Our study aims at understanding the differential immune response that leads to different disease COVID-19 severities.

We carried out a multi-tissue gene expression study of immune-related genes (>500) in blood, nasal, and saliva samples, collected on asymptomatic, mild, and severe patients and healthy controls (156 samples in total) through the Nanostring technology.

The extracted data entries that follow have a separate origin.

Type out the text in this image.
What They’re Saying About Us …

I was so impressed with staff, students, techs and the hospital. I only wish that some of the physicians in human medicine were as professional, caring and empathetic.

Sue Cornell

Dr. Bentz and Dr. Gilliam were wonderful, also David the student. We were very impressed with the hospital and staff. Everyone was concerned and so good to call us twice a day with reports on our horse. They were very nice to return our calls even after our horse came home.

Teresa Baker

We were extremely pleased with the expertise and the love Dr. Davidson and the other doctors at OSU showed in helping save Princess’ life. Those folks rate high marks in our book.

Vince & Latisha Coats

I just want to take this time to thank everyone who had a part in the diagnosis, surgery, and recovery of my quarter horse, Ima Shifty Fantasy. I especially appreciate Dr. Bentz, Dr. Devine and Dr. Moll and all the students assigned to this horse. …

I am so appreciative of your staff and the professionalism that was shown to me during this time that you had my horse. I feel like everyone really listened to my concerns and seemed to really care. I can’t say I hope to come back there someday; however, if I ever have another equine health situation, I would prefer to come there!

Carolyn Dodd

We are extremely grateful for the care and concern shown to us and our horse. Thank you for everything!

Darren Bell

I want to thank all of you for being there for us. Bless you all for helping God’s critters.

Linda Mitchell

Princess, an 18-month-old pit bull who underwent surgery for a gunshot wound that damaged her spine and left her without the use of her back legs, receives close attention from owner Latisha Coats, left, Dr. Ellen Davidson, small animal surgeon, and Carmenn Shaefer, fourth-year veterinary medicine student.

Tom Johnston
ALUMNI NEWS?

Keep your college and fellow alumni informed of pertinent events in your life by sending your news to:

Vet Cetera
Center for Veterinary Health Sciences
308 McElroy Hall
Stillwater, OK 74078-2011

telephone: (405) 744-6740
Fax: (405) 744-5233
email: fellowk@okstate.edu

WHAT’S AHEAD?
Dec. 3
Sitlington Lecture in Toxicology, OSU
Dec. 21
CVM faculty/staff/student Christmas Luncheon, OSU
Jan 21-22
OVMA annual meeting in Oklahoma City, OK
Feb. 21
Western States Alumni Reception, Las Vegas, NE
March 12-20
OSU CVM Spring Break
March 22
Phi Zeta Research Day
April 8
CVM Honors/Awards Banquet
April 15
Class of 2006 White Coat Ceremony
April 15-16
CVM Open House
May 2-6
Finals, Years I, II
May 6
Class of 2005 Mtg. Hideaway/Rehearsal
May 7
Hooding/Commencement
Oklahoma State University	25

Our results point to a set of genes that are tissue-specific and correlated to severity, mainly involved in the innate response and cytokine signalling. Nasal epithelium showed a robust activation of the antiviral machinery in mild cases, characterized by IFN pathway involvement, successfully controlling the infection at local level. Instead, severe cases showed these IFN response switched off; they develop an innate response represented by an over-expression of genes related to monocyte-macrophage recruitment in nasal epithelium. We did not find signals of immune viral response in buccal mucosa in mild patients, which probably indicates a successful local control of the infection. However, buccal mucosa in moderate and, to a greater extent, severe cases, provided evident signals of viral activity, cell arresting and viral dissemination to the lower respiratory tract, ultimately generating an exacerbated innate and impaired adaptative systemic immune responses in blood.

Local immune response could be key to determine the course of the systemic response.